File spoon-archives/lyotard.archive/lyotard_2001/lyotard.0111, message 34

Date: Thu, 8 Nov 2001 23:59:58 -0500 (EST)
Subject: Re: Ethics as a Figure of Nihilism


Thanks for clarifying what you see as the potential problems with even
poststructuralist "ethics." I'm interested that "ethics" is understood in
terms of "justification." This seems to be a common concern among those
who wish to critique poststructuralism, that it is a "relativism" or
"nihilism" which then "justifies anything" or at least the wrong things
(the capitalist status quo.) I just went a fairly unsatisfactory round on
the Research in Anarchism list with a guy who wanted to argue that
"postmodernism justifies terrorism" - presumably because it can't take a
stand against it. The start of a response there, and here, i think, as
well, is that, when it comes right down to it, nihilism justifies nothing
- though it may in some way alibi our inertia, our failure to tackle
questions relating to justice. 

I think most of us can see how abstract discourse of "rights" and
"justice" can simpy serve to derail more radical, materialist critique. I
doubt there are many things more counter-revolutionary than a clean
conscience - but haven't a range of poststructuralists had choice things
to say about so-called "clean" consciences? Even bad old Baudrillard, who
flirts - however tactically - with a kind of "nihilism," has been pretty
clear on that. Someone like Derrida is obsessed in a certain way with
questions of "justice," but not - very specifically not - in ways that
would let us imagine we were "justified" in much of anything. Justice
matters, even as its fullest manifestation eludes us. Ethics is the field
within which we make important choice on the basis of always too little
knowledge, wisdom, time, etc. In more lyotardian terms, the differend
haunts all attempts at conversation. And, not coincidentally, spoils that
supposed reciprocity of exchange. Even the gift carries its own poison, an
accursed share. There is a "religious character" to Bataille's thought as
well - one which we probably need to keep in mind when we look at the way
folks like Derrida inherit Levinas' work. 

I guess what's key for me is that if "ethics" is what supports the
perception of neo-liberal economics as the realm of necessity, then it is
not "ethics" that some of these other folks are talking about.

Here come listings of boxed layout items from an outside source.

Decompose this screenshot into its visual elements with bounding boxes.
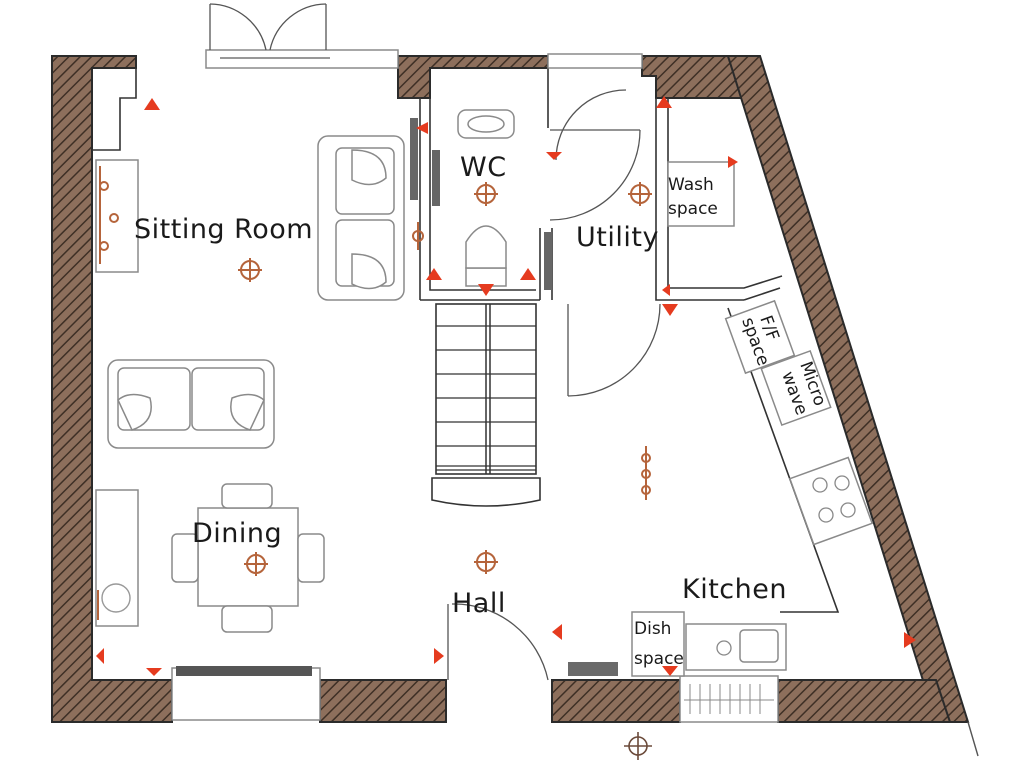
label-hall: Hall bbox=[452, 588, 506, 619]
ceiling-light-dining bbox=[244, 552, 268, 576]
wall-top-middle bbox=[397, 55, 549, 99]
label-dining: Dining bbox=[192, 518, 282, 549]
boundary-line bbox=[967, 721, 979, 757]
wall-light-right bbox=[412, 222, 424, 250]
label-sitting-room: Sitting Room bbox=[134, 214, 313, 245]
wash-space-box bbox=[667, 161, 735, 227]
wall-bottom-left bbox=[319, 679, 447, 723]
wall-right-slanted bbox=[726, 55, 970, 723]
window-bottom-right bbox=[679, 675, 779, 723]
wc-fixtures bbox=[457, 109, 515, 287]
label-kitchen: Kitchen bbox=[682, 574, 787, 605]
label-utility: Utility bbox=[576, 222, 659, 253]
sofa-vertical bbox=[317, 135, 405, 301]
window-utility bbox=[547, 53, 643, 69]
kitchen-spotlights bbox=[641, 446, 651, 500]
wall-top-right bbox=[641, 55, 744, 99]
label-wash: Wash bbox=[668, 175, 714, 195]
external-walls bbox=[51, 55, 970, 723]
wall-lights-sitting bbox=[99, 166, 119, 264]
ceiling-light-utility bbox=[628, 182, 652, 206]
kitchen-appliances bbox=[568, 299, 874, 677]
wall-bottom-middle bbox=[551, 679, 681, 723]
dining-set bbox=[171, 483, 325, 633]
wall-left bbox=[51, 55, 173, 723]
socket-markers bbox=[96, 96, 916, 676]
wall-bottom-right bbox=[777, 679, 952, 723]
windows bbox=[171, 49, 779, 723]
doors bbox=[209, 3, 661, 681]
window-top-left bbox=[205, 49, 399, 69]
ceiling-light-sitting bbox=[238, 258, 262, 282]
ceiling-light-hall bbox=[474, 550, 498, 574]
label-wash-space: space bbox=[668, 199, 718, 219]
furniture bbox=[95, 109, 874, 677]
ceiling-light-wc bbox=[474, 182, 498, 206]
label-dish-space: space bbox=[634, 649, 684, 669]
label-dish: Dish bbox=[634, 619, 671, 639]
outdoor-light bbox=[624, 732, 652, 760]
staircase bbox=[431, 303, 541, 507]
cupboard bbox=[95, 489, 139, 627]
window-bottom-left bbox=[171, 667, 321, 721]
sofa-horizontal bbox=[107, 359, 275, 449]
label-wc: WC bbox=[460, 152, 507, 183]
light-fixtures bbox=[97, 166, 652, 760]
room-labels: Sitting Room WC Utility Dining Hall Kitc… bbox=[134, 152, 787, 619]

If, on the
other hand, we follow Derrida (and some others) in recognizing the
"ethical" as a field of in some sense "impossible" choices which we must
nonetheless make - because they matter in real, specific ways - then we
might say that what's propping up neo-liberalism is really the evasion of

I taught an awful intro philosophy class - written by an analytic
philosopher - where the agenda was to discourage students from pursuing
any "high risk" ethical path, any that might challenge the status quo.
Interestingly, even the author acknowledged that there wasn't any way he
knew to adequately ground an ethics in the kind of "objective" and
"rational" stuff he kept harping on, but, it appears, a politically safe
evasion of politics is better, in his book, than a philosophical work
which might turn up disquieting possibilities. Naturally, "postmodernism"
was a big bugaboo for the course. All i could really do was to point out
to my students where philosophy was being abandoned for "security." It
seems to me that that's one of Badiou's concerns. 

I just don't see how the "justice" that folks like Lyotard and Derrida are
wrestling with gives much aid to neo-liberalism - except to the extent
that those figures and struggles are dealt with in unphilosophical ways -
when concerns about the consequences of this or that intellectual path
take precedence over the messy, philosophical business of pursuing
"truth," "knowledge," "wisdom." I wonder if we are turning Badiou to ends
which are other than philosophical when we pit his critique of
"ethics" - or the neo-liberal "ethics" he so rightly critiques - against
any and all potential "ethical" comers.